O jugo desigual e
suas implicações
Segundo Dean Ulrich (2011, p.71), o
povo de Israel tinha duas missões: ser um exército santo que exerceria
disciplina sobre o povo cananeu, porque o cálice da ira de Deus havia
transbordado (Gn 15.13-16) diante de todas as idolatrias e depravações
empreendidas por eles, assim como não se contaminar com casamentos mistos.
Entretanto, quando olhamos a genealogia de Jesus, vemos duas uniões,
aparentemente, mistas: Salmom com Raabe e Boaz com Rute.

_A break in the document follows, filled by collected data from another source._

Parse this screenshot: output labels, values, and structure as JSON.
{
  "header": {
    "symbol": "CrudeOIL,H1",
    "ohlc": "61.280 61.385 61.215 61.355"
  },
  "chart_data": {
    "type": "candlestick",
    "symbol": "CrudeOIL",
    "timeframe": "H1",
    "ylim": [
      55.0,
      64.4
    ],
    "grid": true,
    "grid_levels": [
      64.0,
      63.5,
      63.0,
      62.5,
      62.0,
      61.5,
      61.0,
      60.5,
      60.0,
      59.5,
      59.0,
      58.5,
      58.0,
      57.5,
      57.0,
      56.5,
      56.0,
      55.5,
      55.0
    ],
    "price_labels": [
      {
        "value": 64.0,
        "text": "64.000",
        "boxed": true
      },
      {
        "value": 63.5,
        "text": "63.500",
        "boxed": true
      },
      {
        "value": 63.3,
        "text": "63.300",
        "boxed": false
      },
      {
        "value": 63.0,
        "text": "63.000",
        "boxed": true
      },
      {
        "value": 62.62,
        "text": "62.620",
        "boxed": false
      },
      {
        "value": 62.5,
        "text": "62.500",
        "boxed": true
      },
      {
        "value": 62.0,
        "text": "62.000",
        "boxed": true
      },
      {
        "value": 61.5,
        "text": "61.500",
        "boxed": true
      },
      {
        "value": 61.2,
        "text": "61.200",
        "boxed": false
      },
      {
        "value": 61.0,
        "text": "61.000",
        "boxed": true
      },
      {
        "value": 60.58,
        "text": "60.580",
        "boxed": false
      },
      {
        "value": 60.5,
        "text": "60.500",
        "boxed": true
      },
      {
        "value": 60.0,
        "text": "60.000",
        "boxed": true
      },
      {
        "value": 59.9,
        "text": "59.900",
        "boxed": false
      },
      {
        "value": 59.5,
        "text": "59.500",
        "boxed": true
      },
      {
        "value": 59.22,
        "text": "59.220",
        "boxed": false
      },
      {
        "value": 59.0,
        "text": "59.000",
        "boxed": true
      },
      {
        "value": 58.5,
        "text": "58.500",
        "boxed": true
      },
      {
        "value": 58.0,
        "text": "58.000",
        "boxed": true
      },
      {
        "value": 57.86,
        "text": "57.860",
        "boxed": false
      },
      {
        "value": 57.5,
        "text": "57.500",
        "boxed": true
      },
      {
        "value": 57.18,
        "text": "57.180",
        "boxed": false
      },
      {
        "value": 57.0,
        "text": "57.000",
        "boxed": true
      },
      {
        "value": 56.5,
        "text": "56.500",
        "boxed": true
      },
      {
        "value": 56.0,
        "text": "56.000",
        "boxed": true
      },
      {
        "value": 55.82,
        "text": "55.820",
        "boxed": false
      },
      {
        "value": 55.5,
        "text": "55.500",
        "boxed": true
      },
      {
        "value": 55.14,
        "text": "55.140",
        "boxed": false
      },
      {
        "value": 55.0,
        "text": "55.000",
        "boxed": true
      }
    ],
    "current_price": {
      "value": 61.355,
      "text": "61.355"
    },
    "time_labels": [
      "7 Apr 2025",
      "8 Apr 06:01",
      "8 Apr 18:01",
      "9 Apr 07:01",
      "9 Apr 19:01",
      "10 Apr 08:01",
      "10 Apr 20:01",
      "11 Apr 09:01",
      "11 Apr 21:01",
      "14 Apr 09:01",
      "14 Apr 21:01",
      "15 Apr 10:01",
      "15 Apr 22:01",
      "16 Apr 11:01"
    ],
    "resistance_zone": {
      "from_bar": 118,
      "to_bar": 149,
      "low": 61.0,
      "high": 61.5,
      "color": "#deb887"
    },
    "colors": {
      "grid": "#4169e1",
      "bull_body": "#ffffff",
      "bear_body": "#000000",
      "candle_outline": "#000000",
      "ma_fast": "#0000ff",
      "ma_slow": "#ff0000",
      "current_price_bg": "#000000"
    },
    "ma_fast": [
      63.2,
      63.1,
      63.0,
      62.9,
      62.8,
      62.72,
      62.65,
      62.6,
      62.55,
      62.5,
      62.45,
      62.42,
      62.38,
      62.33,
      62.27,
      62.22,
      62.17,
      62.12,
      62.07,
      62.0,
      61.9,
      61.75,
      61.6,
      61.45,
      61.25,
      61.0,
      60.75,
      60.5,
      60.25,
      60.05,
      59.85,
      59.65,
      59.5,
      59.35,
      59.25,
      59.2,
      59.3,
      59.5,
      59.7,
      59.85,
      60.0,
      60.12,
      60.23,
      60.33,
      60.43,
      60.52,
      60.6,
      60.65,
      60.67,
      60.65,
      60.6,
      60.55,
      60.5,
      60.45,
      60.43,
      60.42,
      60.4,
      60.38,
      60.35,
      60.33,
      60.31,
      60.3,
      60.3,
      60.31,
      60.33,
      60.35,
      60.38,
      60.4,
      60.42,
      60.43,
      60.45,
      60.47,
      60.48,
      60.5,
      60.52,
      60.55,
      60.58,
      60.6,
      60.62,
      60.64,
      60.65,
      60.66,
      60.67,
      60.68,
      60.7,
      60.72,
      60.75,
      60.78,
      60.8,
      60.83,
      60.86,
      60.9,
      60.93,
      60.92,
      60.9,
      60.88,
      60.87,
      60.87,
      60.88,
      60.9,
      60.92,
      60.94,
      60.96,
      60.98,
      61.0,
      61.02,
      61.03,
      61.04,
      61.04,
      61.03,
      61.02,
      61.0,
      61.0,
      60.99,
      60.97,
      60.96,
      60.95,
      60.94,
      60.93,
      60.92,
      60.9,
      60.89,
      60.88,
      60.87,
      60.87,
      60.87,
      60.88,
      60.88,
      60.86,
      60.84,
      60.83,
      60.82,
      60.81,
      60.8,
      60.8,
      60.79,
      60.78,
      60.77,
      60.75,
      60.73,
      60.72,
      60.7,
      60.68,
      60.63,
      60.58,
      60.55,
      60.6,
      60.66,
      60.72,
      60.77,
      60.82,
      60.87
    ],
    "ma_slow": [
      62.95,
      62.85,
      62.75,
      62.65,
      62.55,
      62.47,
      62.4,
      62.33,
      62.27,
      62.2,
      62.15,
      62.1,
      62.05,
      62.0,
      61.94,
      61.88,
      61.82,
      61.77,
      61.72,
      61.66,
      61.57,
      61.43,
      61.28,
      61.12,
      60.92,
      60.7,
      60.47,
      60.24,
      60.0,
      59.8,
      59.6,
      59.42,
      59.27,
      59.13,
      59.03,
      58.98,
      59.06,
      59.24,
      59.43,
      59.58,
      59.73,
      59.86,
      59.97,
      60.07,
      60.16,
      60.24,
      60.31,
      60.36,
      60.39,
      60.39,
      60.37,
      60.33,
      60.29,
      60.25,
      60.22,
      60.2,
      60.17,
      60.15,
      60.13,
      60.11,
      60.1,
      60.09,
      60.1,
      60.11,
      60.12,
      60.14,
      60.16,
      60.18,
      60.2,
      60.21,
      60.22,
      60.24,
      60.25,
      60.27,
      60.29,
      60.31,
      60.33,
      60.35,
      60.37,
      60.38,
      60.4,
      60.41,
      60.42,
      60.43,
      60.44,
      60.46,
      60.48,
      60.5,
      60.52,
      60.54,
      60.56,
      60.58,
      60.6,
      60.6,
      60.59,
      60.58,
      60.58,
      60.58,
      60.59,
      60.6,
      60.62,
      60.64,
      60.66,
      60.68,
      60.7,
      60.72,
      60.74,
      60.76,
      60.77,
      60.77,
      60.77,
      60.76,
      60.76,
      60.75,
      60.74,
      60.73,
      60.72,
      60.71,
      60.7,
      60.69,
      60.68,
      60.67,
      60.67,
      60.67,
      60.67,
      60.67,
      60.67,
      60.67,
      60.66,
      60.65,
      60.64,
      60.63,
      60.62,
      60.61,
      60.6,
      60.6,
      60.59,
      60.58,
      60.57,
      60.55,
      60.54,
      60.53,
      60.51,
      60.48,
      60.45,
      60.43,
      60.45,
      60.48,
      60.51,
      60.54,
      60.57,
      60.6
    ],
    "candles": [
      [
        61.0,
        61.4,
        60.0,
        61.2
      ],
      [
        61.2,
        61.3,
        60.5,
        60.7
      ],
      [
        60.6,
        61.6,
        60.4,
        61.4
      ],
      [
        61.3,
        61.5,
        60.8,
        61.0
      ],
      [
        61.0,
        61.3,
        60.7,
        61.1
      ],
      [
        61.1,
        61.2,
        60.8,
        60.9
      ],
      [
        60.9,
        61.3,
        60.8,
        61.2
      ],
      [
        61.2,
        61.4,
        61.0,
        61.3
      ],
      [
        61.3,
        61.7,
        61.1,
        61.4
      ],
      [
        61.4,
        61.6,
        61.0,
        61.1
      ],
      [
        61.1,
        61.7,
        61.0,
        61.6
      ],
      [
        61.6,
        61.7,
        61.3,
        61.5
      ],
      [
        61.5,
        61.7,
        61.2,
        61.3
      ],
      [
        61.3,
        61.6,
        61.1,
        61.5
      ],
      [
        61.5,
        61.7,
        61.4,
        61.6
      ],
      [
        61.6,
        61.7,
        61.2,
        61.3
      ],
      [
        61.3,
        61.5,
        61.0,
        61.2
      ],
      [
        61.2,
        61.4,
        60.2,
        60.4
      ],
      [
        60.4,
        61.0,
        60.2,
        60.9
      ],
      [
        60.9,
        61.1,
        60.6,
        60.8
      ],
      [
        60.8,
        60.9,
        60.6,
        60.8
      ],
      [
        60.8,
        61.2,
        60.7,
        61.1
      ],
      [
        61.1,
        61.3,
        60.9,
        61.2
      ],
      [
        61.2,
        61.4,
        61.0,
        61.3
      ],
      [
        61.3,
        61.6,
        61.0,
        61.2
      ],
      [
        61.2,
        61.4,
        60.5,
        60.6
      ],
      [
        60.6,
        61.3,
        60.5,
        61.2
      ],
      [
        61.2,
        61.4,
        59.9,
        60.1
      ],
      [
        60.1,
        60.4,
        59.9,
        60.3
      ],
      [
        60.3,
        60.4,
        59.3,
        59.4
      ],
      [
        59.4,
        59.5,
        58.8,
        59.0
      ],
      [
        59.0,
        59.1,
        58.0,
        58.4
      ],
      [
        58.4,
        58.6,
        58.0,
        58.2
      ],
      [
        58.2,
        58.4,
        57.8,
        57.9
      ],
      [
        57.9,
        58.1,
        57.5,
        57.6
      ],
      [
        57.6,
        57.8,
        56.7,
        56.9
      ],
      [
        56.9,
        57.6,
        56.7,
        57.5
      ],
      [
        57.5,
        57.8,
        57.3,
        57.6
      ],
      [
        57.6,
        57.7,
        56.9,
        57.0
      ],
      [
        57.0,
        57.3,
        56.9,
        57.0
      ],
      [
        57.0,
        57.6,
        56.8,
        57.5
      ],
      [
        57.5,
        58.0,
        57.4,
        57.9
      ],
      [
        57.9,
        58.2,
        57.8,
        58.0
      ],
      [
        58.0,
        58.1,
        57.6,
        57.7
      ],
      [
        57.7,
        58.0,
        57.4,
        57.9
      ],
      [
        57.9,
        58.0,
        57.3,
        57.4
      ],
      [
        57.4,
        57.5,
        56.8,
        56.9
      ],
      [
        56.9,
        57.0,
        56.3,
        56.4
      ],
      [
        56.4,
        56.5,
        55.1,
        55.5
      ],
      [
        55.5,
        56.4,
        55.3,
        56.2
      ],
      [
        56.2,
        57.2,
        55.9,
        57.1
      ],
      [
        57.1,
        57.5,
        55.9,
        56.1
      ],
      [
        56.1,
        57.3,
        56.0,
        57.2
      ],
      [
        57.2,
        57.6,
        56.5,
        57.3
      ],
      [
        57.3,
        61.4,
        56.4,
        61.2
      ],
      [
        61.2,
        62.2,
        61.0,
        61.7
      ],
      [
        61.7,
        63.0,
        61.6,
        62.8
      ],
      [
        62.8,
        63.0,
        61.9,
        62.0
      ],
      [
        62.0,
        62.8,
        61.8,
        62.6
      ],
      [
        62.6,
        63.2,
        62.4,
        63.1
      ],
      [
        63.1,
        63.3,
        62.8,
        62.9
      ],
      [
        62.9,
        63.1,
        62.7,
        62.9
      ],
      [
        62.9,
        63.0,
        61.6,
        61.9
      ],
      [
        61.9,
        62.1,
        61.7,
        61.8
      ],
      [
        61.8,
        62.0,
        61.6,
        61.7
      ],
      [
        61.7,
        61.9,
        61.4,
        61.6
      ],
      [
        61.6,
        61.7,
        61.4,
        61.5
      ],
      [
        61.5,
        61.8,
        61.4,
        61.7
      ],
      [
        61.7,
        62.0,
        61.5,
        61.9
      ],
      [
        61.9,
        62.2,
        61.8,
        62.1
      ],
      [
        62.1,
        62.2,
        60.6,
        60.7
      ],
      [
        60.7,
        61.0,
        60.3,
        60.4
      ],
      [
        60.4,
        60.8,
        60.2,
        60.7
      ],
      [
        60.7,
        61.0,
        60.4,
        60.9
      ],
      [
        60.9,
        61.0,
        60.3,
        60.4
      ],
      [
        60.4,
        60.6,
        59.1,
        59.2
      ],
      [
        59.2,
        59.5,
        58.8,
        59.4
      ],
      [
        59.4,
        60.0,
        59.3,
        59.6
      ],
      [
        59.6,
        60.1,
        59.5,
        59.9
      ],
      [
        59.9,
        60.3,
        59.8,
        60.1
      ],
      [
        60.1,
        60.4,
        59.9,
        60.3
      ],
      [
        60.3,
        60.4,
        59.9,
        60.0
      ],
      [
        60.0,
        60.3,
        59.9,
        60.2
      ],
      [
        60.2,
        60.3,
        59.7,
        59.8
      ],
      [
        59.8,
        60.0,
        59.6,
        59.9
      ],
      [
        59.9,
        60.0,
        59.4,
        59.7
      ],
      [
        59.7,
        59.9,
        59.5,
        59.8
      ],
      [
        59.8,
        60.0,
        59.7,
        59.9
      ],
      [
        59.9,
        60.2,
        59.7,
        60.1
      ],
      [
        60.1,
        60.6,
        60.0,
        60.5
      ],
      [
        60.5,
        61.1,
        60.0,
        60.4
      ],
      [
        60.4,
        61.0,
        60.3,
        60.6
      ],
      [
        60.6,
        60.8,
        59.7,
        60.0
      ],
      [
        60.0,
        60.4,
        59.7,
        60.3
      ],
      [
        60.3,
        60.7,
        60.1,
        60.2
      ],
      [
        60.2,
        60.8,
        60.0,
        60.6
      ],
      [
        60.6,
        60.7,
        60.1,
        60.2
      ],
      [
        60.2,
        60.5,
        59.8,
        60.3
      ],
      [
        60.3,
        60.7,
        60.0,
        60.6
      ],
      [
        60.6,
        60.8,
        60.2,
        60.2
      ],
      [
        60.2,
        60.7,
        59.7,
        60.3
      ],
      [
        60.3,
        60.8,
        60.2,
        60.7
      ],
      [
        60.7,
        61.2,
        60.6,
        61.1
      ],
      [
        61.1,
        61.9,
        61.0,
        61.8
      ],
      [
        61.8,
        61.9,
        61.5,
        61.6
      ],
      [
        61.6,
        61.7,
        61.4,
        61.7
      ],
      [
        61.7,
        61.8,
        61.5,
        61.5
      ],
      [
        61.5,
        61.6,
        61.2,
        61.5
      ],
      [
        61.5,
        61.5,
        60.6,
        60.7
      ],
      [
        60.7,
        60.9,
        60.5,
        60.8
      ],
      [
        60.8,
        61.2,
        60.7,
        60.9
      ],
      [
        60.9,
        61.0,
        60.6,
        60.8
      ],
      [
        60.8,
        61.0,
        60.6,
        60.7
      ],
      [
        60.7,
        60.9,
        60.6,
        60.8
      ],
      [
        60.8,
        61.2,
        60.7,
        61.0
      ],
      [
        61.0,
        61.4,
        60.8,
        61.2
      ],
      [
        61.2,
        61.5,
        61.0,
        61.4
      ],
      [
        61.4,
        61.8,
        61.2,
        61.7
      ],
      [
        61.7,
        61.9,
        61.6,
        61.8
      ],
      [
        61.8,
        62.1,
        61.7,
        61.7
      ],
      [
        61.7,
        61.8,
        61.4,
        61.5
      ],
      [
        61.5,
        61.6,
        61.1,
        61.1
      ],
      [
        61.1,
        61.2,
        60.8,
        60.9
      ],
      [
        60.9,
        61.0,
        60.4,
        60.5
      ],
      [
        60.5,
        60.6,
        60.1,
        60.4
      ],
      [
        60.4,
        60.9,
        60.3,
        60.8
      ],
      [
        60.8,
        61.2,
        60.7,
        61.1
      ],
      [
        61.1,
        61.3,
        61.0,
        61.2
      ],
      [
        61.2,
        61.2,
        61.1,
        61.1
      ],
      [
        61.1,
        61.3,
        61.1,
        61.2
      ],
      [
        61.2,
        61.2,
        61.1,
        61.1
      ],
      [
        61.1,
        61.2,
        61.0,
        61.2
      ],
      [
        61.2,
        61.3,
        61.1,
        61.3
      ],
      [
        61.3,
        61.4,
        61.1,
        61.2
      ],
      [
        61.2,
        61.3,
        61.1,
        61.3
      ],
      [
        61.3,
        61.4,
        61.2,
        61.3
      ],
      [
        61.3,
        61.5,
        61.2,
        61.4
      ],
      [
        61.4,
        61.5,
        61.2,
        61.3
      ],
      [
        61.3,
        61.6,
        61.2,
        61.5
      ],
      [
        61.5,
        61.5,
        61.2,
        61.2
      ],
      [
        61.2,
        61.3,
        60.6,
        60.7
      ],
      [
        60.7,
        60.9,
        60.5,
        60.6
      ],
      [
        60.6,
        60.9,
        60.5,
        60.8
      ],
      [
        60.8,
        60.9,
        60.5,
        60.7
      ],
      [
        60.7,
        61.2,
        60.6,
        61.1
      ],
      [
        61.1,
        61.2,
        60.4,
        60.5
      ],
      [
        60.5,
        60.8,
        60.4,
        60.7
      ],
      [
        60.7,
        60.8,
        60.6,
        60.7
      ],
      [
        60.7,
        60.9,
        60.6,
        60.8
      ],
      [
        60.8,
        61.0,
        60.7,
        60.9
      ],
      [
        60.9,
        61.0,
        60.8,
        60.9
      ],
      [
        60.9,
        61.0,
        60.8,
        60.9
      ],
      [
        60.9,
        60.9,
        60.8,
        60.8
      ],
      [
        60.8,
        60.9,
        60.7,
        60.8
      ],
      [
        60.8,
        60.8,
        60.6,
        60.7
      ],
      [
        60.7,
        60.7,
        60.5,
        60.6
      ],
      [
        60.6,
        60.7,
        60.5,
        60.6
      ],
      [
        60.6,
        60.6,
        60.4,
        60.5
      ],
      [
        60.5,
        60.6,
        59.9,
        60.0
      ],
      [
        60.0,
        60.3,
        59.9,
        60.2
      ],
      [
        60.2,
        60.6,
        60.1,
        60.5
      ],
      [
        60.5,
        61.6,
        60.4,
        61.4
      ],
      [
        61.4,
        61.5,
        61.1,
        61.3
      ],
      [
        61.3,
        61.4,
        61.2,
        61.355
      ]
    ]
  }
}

Raabe era uma prostituta de Jericó
(Js 2.1) e Rute uma mulher moabita, que até a décima geração não poderia entrar
na congregação do Senhor (Dt 23.3). De fato, se a base do casamento misto fosse
racial, essas mulheres não poderiam ser tomadas como esposas por israelitas
piedosos, tampouco compor a descendência do Salvador. Todavia, “embora Israel devesse manter a pureza moral
e de culto, bem como eliminar os cananeus, é preciso salientar que a base
para a separação era TEOLÓGICA e não racial” (ULRICH, 2011, p. 74,
grifo nosso).
Vemos que tanto Raabe, quanto Rute,
apesar de terem vivido em terras pagãs e praticado a idolatria, um dia ouviram
(Js 2.9-11) sobre os feito gloriosos de Deus e foram chamadas da morte para a
vida. O próprio Abraão serviu outros deuses em Ur dos caldeus (Js 24.2), porém,
diante da ordem “Sai-te da tua terra, da tua
parentela e da casa de teu pai, para a terra que eu te mostrarei. E far-te-ei
uma grande nação, e abençoar-te-ei e engrandecerei o teu nome; e tu serás uma
bênção”. (Gn 12.1,2) obedeceu.
Dessa
maneira, o povo de Deus não tem como fundamento um laço sanguíneo, muito menos integrar
o rol de membros de uma igreja, mas escutar as palavras do Senhor e colocá-las
em prática (Mt 7.24; Lc 6.49), porque “quem
pratica a verdade vem para a luz, a fim de que as suas obras sejam manifestas,
porque são feitas em Deus” (Jo 3.21).
Carson (2007, 209), comentando João 3.10-21, afirma que a fé simples, despreparada
e incondicional levou os israelitas a se voltarem para a serpente de bronze no
deserto (Nm 21.8,9 compare com Jo 3.13-18) e essa mesma fé deve levar o cristão a buscar Jesus e é “por intermédio de tal fé, e tal fé somente,
alguém pode experimentar o
novo nascimento (Jo 3.3,5) e assim ganhar a vida eterna (Jo 3.15,16)”.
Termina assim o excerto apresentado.